Iron nitrides are considered as highly promising anode materials for lithium-ion batteries because of their nontoxicity, high abundance, low cost, and higher electrical conductivity. Unfortunately, their limited synthesis routes are available and practical application is still hindered by their fast capacity decay. Herein, a facile and green route is developed to synthesize Fe₄N/Fe₂O₃/Fe/porous N-doped carbon nanosheet composite. The size of Fe₄N/Fe₂O₃/Fe particles is small (10–40 nm) and they are confined in porous N-doped carbon nanosheet. These features are conducive to accommodate volume change well, shorten the diffusion distance and further elevate electrical conductivity. When tested as anode material for lithium-ion batteries, a high discharge capacity of 554 mA h g⁻¹ after 100 cycles at 100 mA g⁻¹ and 389 mA h g⁻¹ after 300 cycles at 1000 mA g⁻¹ are retained.

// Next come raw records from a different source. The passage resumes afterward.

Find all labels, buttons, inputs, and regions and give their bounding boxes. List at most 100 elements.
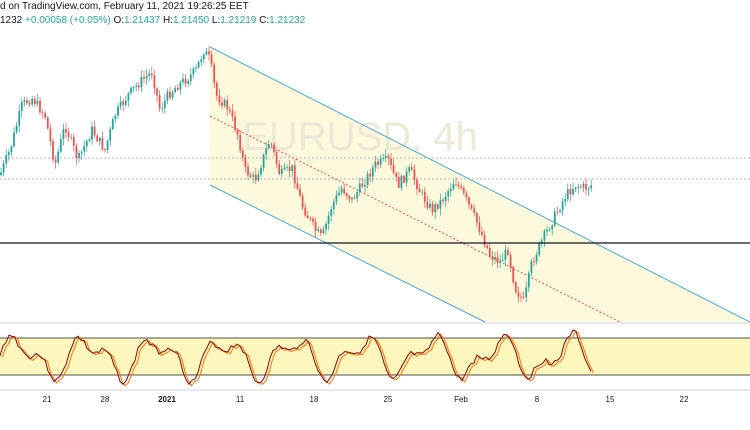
candle-body — [460, 186, 463, 188]
candle-body — [475, 213, 478, 223]
candle-body — [215, 82, 218, 96]
candle-body — [54, 159, 57, 163]
candle-body — [15, 125, 18, 133]
candle-body — [436, 204, 439, 209]
candle-body — [540, 240, 543, 243]
candle-body — [426, 201, 429, 208]
candle-body — [5, 155, 8, 164]
candle-body — [481, 231, 483, 236]
candle-body — [158, 95, 161, 109]
candle-body — [130, 87, 132, 94]
candle-body — [551, 225, 554, 230]
time-label-feb-22: 22 — [680, 395, 689, 404]
candle-body — [280, 168, 283, 174]
stochastic-pane[interactable] — [0, 329, 750, 387]
publish-text: d on TradingView.com, February 11, 2021 … — [0, 1, 249, 12]
candle-body — [111, 119, 114, 130]
candle-body — [538, 242, 541, 255]
candle-body — [124, 100, 127, 105]
candle-body — [28, 103, 31, 105]
candle-body — [499, 260, 502, 263]
candle-body — [319, 229, 322, 234]
candle-body — [312, 218, 314, 222]
candle-body — [369, 173, 372, 177]
candle-body — [361, 183, 364, 187]
candle-body — [478, 222, 481, 232]
candle-body — [486, 245, 489, 248]
candle-body — [384, 155, 387, 158]
candle-body — [236, 129, 239, 135]
candle-body — [132, 86, 135, 88]
candle-body — [226, 100, 229, 110]
candle-body — [260, 167, 262, 175]
candle-body — [439, 199, 442, 209]
candle-body — [72, 136, 75, 146]
candle-body — [496, 257, 499, 263]
candle-body — [221, 102, 223, 106]
candle-body — [512, 266, 515, 283]
candle-body — [423, 191, 426, 202]
main-pane[interactable]: EURUSD, 4h — [0, 45, 750, 323]
candle-body — [429, 203, 431, 208]
candle-body — [85, 140, 88, 147]
candle-body — [395, 172, 398, 177]
candle-body — [514, 282, 517, 293]
candle-body — [52, 141, 54, 160]
candle-body — [348, 196, 351, 200]
chart-header: d on TradingView.com, February 11, 2021 … — [0, 0, 750, 30]
channel-lower-line — [209, 184, 486, 323]
candle-body — [91, 126, 93, 140]
candle-body — [31, 98, 34, 105]
candle-body — [507, 249, 509, 255]
candle-body — [291, 165, 294, 172]
price-change: +0.00058 (+0.05%) — [25, 15, 111, 26]
ohlc-legend: 1232 +0.00058 (+0.05%) O:1.21437 H:1.214… — [0, 14, 305, 28]
candle-body — [473, 208, 476, 214]
candle-body — [335, 195, 338, 202]
candle-body — [338, 192, 340, 196]
candle-body — [413, 169, 416, 180]
candle-body — [517, 292, 520, 297]
candle-body — [88, 139, 91, 141]
candle-body — [257, 174, 260, 181]
candle-body — [356, 192, 359, 199]
time-axis[interactable]: 21 28 2021 11 18 25 Feb 8 15 22 — [43, 395, 689, 404]
candle-body — [98, 137, 101, 142]
candle-body — [392, 164, 395, 173]
open-label: O: — [113, 15, 124, 26]
low-value: 1.21219 — [220, 15, 257, 26]
candle-body — [176, 88, 179, 90]
candle-body — [202, 54, 205, 60]
candle-body — [569, 188, 572, 195]
candle-body — [468, 197, 470, 205]
candle-body — [543, 231, 546, 241]
candle-body — [122, 101, 125, 105]
candle-body — [18, 111, 21, 126]
candle-body — [330, 209, 333, 216]
candle-body — [296, 183, 299, 189]
candle-body — [488, 247, 491, 256]
candle-body — [504, 249, 507, 260]
candle-body — [109, 129, 112, 141]
candle-body — [182, 78, 184, 83]
candle-body — [278, 163, 281, 174]
candle-body — [556, 211, 559, 213]
time-label-feb-8: 8 — [535, 395, 540, 404]
candle-body — [494, 257, 496, 260]
candle-body — [169, 91, 171, 98]
close-value: 1.21232 — [269, 15, 306, 26]
candle-body — [33, 98, 36, 105]
candle-body — [306, 215, 309, 218]
candle-body — [101, 137, 104, 150]
candle-body — [527, 273, 530, 288]
candle-body — [418, 189, 421, 192]
candle-body — [275, 152, 278, 164]
candle-body — [405, 171, 408, 183]
candle-body — [470, 204, 473, 209]
candle-body — [483, 235, 486, 246]
candle-body — [345, 193, 348, 197]
candle-body — [520, 296, 522, 298]
candle-body — [208, 51, 210, 55]
high-label: H: — [162, 15, 173, 26]
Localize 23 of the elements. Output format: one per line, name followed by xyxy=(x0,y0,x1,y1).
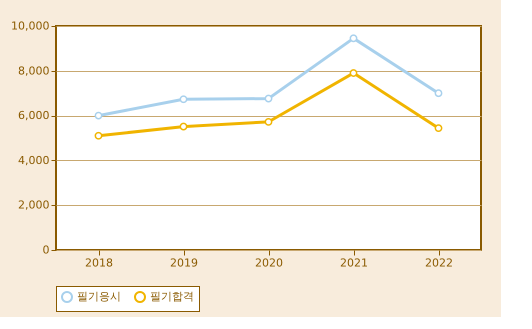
y-tick-label: 0 xyxy=(42,244,50,256)
point xyxy=(434,89,442,98)
point xyxy=(264,94,272,102)
x-tick-label: 2020 xyxy=(255,256,283,270)
legend-label: 필기합격 xyxy=(150,290,194,303)
point xyxy=(94,132,102,140)
legend-label: 필기응시 xyxy=(77,290,121,303)
y-tick-label: 4,000 xyxy=(18,154,50,167)
point xyxy=(94,112,102,120)
x-tick-label: 2018 xyxy=(85,256,113,270)
point xyxy=(264,118,272,126)
point xyxy=(180,122,188,130)
x-tick-label: 2021 xyxy=(340,256,368,270)
x-tick-label: 2022 xyxy=(425,256,453,270)
point xyxy=(180,95,188,104)
point xyxy=(350,34,358,42)
y-tick-label: 2,000 xyxy=(18,198,50,212)
point xyxy=(434,124,442,132)
y-tick-label: 6,000 xyxy=(18,109,50,122)
y-tick-label: 8,000 xyxy=(18,64,50,78)
y-tick-label: 10,000 xyxy=(11,20,50,32)
point xyxy=(350,69,358,77)
x-tick-label: 2019 xyxy=(170,256,198,270)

Even at 2000 mA g⁻¹, a high capacity of 330 mA h g⁻¹ can be achieved, demonstrating superior cycling stability and rate performance. New prospects will be brought by this work for the synthesis and the potential application of iron nitrides materials as an anode for LIBs.

氮化铁由于其无毒，高丰度，低成本和较高的电导率而被认为是锂离子电池极有希望的负极材料。不幸的是，它们的合成路线有限，并且其快速的容量衰减仍然阻碍了实际应用。在本文中，开发了一种简便且绿色的路线来合成Fe ₄ N / Fe ₂ O ₃ / Fe /多孔N掺杂碳纳米片复合材料。Fe ₄ N / Fe ₂ O _3的大小/ Fe颗粒很小（10–40 nm），它们被限制在多孔的N掺杂碳纳米片中。这些特征有利于很好地适应体积变化，缩短扩散距离并进一步提高电导率。当作为锂离子电池的负极材料进行测试时，在100 mA g ^-1下100个循环后保持554 mA h g ^-1的高放电容量，在1000 mA g ^-1下300个循环后保持389 mA h g ^-1的高放电容量。即使在2000 mA g ^-1时，330 mA h g ^-1的高容量可以实现，显示出卓越的循环稳定性和速率性能。这项工作将为氮化铁材料作为LIB的阳极的合成和潜在应用带来新的前景。